8th March 2017 - Premier League - Manchester City v Stoke City - Saido Berahino of Stoke - Photo: Simon Stacpoole / Offside. *** Local Caption *** (L'Equipe)

Saido Berahino, itinéraire d'un Lion devenu Hirondelle

Capitaine du Burundi pour la première CAN de l'histoire du pays, Saido Berahino vit une parenthèse enchantée dans la tempête qu'il traverse outre-Manche. Retour sur un parcours en dents de scie, entre étiquette de prodige, de bad boy et de porte drapeau burundais.

Sueur au front, brassard au bras, mains sur les hanches, Saido Berahino, dépité, n’a pas pu empêcher la défaite inaugurale du Burundi contre de plus expérimentés nigérians (1-0). Mais peu importe, l’attaquant d’1,80m sait que ses coéquipiers et lui viennent de marquer l’histoire de leur pays avec ce premier match de CAN disputé par les Hirondelles. Avant d’éprouver ce sentiment de fierté patriotique, le joueur de Stoke City en a ressenti d’autres, moins savoureux - souvent plus amers - dans son parcours pour le moins cabossé. A seulement 26 printemps.

Arrivé en Angleterre à l’âge de 10 ans pour rejoindre sa famille, alors que son père disparaissait d’une mort violente pendant la guerre civile burundaise, le natif de Bujumbura est rapidement mis sur un piédestal dès qu’il foule les pelouses britanniques. D’abord en jeunes où il est continuellement sélectionné avec les Three Lions. Puis en Premier League où il se révèle en 2013 avec son club formateur de West Bromwich, notamment lors de sa première réalisation contre Manchester United, fin septembre. «Il est apparu comme un jeune homme apparemment bien adapté, qui comprenait bien les souffrances de ceux qui étaient restés dans son pays d'origine», écrit dans ses colonnes le Guardian, en 2017. Deux saisons plus tard, Saido Berahino a déjà planté 19 buts en Championnat et 10 sous le maillot des espoirs anglais.
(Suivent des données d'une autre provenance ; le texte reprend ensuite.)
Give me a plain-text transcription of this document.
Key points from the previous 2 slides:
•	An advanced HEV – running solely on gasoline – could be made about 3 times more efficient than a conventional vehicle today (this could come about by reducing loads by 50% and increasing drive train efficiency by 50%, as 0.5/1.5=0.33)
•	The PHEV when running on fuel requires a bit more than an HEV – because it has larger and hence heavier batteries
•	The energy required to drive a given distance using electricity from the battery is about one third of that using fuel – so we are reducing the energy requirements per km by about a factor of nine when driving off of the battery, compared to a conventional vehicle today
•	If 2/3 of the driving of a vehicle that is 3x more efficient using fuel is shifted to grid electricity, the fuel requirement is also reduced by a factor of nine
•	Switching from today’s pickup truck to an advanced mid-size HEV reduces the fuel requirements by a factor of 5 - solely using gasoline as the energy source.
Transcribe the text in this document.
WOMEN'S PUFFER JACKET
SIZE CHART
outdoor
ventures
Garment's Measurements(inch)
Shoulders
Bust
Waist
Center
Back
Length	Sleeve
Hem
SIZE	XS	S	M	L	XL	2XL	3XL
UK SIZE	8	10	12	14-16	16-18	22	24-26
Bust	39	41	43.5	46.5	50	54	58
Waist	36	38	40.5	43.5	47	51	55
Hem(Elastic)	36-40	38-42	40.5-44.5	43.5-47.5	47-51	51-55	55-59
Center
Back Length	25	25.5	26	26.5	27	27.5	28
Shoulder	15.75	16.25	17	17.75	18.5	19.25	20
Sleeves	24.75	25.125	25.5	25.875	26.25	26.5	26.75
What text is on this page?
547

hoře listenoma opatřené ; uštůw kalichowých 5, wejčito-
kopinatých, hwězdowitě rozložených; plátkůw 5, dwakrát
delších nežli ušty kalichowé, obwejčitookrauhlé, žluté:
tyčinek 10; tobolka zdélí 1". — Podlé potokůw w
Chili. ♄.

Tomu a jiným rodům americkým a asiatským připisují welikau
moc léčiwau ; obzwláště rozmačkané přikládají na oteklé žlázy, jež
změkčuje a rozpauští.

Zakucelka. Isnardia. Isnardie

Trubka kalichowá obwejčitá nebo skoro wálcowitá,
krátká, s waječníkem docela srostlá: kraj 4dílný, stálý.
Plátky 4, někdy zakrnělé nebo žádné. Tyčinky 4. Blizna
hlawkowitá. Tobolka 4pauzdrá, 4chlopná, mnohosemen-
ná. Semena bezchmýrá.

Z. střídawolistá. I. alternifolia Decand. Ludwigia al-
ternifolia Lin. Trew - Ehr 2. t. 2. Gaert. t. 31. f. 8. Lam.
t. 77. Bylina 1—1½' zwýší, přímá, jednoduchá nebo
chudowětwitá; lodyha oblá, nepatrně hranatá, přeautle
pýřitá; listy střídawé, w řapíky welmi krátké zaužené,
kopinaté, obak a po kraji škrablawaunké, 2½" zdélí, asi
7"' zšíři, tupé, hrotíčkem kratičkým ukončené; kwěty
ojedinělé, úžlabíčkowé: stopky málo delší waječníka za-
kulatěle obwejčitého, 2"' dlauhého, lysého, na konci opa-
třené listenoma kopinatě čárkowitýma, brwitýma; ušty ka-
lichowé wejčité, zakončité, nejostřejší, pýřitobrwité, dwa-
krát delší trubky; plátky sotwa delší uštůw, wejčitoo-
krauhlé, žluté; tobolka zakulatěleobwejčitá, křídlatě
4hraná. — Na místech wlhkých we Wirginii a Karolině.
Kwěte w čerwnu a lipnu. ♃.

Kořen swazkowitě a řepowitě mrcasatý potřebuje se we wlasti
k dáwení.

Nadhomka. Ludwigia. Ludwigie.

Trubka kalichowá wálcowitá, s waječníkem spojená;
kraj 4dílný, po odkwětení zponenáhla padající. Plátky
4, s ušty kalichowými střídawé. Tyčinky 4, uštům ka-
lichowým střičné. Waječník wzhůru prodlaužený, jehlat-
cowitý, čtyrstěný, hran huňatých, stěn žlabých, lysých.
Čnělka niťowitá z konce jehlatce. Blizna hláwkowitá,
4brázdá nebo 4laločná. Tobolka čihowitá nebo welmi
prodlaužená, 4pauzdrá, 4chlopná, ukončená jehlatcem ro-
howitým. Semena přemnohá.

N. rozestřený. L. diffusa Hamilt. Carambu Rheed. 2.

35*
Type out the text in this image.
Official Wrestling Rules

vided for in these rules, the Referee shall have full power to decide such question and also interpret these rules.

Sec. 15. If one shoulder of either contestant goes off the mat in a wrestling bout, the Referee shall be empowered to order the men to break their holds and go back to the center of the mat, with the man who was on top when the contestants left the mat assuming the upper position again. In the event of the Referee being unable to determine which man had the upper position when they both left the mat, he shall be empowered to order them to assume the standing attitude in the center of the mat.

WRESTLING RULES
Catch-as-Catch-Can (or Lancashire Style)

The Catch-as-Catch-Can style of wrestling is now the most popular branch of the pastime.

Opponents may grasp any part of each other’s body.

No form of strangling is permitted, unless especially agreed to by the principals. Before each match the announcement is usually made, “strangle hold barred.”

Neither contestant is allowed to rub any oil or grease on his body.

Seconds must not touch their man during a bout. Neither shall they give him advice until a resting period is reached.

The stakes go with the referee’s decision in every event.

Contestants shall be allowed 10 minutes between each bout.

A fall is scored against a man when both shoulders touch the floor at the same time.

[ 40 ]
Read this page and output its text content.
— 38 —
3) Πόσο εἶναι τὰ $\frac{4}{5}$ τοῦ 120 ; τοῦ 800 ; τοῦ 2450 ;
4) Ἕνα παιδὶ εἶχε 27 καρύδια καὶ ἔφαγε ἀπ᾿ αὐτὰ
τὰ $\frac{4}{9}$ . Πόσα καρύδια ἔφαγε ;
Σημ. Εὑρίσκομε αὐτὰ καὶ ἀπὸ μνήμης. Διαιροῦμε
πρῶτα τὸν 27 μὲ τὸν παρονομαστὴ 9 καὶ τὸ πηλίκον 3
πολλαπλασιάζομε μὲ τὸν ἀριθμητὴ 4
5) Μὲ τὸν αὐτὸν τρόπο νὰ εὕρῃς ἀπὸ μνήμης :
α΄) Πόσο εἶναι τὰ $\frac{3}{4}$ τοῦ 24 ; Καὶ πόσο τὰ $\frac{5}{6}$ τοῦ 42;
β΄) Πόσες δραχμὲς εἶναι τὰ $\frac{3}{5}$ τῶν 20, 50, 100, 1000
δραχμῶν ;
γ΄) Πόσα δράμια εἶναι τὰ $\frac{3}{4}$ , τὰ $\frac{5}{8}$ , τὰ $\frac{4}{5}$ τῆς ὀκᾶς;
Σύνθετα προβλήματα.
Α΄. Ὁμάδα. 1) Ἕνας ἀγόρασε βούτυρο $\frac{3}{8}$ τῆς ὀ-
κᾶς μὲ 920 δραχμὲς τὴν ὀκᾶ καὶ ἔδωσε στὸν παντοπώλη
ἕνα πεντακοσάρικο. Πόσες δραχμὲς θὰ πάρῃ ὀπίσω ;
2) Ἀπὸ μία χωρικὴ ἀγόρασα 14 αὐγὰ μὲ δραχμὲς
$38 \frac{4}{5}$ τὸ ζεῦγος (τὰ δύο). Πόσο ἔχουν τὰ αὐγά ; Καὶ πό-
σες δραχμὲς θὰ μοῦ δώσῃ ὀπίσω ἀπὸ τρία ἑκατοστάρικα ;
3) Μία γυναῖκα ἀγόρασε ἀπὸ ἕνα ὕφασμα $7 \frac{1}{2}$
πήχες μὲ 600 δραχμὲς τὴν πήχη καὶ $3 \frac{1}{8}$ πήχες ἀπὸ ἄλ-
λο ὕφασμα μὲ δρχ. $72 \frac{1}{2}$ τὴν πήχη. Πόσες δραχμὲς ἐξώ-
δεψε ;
Des performances qui lui collent l’étiquette de talent brut à polir. Et lui offre une convocation avec l’équipe nationale d’Angleterre, alors sous les ordres de Roy Hodgson. Mais finalement, le petit prodige ne rentre pas en jeu avec les Three Lions. Cela comptera dans sa carrière.

«Il est apparu comme un jeune homme apparemment bien adapté, qui comprenait bien les souffrances de ceux qui étaient restés dans son pays d'origine»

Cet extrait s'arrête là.